En l’espèce, l’examen des déclarations faites par Monsieur ZAHITOVIC lors de ses auditions des 9 juin 1998 et 9 novembre 1999, telles que celles-ci ont été relatées dans les comptes rendus figurant au dossier, ensemble les arguments apportés au cours de la procédure contentieuse, amène le tribunal à conclure que le demandeur reste en défaut de faire état et d’établir à suffisance de droit des raisons personnelles de nature à justifier dans son chef une crainte actuelle justifiée de persécution du fait de sa race, de sa religion, de sa nationalité, de son appartenance à un certain groupe social ou de ses convictions politiques ainsi que le prévoit l’article 1er, section A, 2. de la Convention de Genève.

En effet, abstraction faite de ce que les déclarations faites par le demandeur sont très succinctes en ce qui concerne les circonstances particulières dont il prétend avoir été victime ou qu’il risque de subir, la décision ministérielle de refus est légalement justifiée par le fait que, d’une part, l’insoumission n’est pas, en elle-même, un motif justifiant la reconnaissance du statut de réfugié, étant donné qu’elle ne saurait, à elle seule, fonder dans le chef du demandeur d’asile une crainte justifiée d’être persécuté dans son pays d’origine du fait de sa race, de sa religion, de sa nationalité, de son appartenance à un certain groupe social ou de ses opinions politiques ainsi que le prévoit l’article 1er, paragraphe 2 de la section A, de la Convention de Genève et, d’autre part, il ne ressort des éléments du dossier ni que le demandeur risquait ou risque de devoir participer à des actions militaires contraires à des raisons de conscience valables, ni que des traitements discriminatoires, en raison de son appartenance à une minorité religieuse, lui ont été infligés ou risquent de lui être infligés - étant précisé que les insultes et les agressions physiques qu’il prétend avoir subies de la part de la milice serbe en 1994, même à les supposer établies, ne sont pas d’une nature suffisamment grave pour justifier un risque de persécution de ce chef -, ni encore que la condamnation qu’il risque d’encourir en raison de son insoumission serait disproportionnée par rapport à la gravité d’une telle infraction ou que la peine - d’emprisonnement - éventuelle soit prononcée pour une des causes visées par la Convention de Genève.

L’ensemble des déclarations faites par le demandeur constitue, en substance, l’expression d’un sentiment général de peur, sans qu’il ait fait état de persécutions vécus ou d’une crainte qui serait telle que la vie lui serait, à raison, intolérable dans son pays d’origine.

Le recours en réformation est donc à rejeter comme non fondé.

Par ces motifs, le tribunal administratif, deuxième chambre, statuant contradictoirement;

se déclare compétent pour connaître du recours en réformation;

le déclare également recevable en la forme;

au fond le déclare non justifié et en déboute;

4 condamne le demandeur aux frais.

Ainsi jugé par:

M. Schockweiler, vice-président, M. Campill, premier juge, Mme.

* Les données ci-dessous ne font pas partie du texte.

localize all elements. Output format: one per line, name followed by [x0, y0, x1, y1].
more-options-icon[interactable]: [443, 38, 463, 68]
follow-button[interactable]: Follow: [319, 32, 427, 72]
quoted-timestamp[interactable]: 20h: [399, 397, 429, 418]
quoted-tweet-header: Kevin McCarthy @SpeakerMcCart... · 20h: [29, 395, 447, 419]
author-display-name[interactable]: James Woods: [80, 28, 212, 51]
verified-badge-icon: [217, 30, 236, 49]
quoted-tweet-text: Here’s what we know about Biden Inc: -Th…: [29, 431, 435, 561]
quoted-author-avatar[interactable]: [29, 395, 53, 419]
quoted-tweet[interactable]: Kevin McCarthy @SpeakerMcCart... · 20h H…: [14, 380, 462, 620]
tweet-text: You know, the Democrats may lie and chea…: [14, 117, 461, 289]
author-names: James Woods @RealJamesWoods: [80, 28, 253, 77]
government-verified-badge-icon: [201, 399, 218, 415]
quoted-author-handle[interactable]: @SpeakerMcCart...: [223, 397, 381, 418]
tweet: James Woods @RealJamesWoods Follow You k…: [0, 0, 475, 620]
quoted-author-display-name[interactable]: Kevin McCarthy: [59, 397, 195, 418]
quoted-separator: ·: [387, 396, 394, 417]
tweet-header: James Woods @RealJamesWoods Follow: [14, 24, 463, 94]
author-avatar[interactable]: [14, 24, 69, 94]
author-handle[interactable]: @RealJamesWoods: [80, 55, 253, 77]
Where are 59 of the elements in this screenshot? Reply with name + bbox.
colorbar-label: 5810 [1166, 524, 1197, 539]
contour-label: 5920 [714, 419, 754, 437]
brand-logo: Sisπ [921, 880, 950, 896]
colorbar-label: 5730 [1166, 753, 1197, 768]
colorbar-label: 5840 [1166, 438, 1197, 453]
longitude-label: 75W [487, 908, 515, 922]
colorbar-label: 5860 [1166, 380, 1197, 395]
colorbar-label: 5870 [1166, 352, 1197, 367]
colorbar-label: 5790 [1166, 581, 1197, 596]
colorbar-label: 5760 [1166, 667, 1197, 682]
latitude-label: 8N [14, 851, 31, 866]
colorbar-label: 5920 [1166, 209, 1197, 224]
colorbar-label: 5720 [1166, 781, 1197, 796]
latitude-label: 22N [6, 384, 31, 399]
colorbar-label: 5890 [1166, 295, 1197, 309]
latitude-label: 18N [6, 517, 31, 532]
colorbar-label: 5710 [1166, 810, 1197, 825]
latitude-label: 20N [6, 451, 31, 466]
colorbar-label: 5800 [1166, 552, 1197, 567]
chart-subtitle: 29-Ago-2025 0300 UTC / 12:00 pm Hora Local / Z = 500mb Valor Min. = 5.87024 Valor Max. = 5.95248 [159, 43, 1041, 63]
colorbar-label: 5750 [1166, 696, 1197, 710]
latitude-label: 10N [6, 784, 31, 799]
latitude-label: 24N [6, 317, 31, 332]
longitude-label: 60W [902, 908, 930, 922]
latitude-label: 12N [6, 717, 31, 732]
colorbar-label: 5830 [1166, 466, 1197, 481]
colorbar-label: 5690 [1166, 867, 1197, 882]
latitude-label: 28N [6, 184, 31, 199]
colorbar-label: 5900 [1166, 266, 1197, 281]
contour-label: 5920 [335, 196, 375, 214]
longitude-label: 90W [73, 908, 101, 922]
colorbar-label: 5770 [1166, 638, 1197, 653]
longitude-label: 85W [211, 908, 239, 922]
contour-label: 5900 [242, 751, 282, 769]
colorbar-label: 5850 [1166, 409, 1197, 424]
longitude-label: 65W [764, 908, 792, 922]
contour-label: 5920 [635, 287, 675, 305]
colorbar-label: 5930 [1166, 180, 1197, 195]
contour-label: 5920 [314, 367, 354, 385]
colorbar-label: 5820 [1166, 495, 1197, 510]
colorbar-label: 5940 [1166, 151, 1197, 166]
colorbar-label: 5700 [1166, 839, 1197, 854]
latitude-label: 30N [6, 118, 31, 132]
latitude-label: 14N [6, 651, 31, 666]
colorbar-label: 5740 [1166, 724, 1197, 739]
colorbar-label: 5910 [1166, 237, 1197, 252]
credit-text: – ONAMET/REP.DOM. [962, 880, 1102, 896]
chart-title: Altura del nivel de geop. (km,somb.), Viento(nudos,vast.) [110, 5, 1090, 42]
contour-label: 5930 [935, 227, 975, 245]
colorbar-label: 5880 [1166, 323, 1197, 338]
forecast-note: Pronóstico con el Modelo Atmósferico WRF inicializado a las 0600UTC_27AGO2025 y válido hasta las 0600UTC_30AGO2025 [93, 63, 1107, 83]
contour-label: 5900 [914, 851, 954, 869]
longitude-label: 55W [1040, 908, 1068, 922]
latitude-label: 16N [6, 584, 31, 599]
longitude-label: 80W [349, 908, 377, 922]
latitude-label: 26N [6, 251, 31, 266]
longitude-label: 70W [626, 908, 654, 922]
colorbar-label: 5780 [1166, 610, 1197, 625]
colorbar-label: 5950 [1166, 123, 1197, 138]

Lamesch, juge, et lu à l’audience publique du 22 novembre 2000, par le vice-président, en présence de M.

Legille, greffier.

s. Legille s. Schockweiler 5


Synthèse
Formation : Deuxième chambre
Numéro d'arrêt : 12049
Date de la décision : 22/11/2000

Origine de la décision
Date de l'import : 12/12/2019
Identifiant URN:LEX : urn:lex;lu;tribunal.administratif;arret;2000-11-22;12049 ?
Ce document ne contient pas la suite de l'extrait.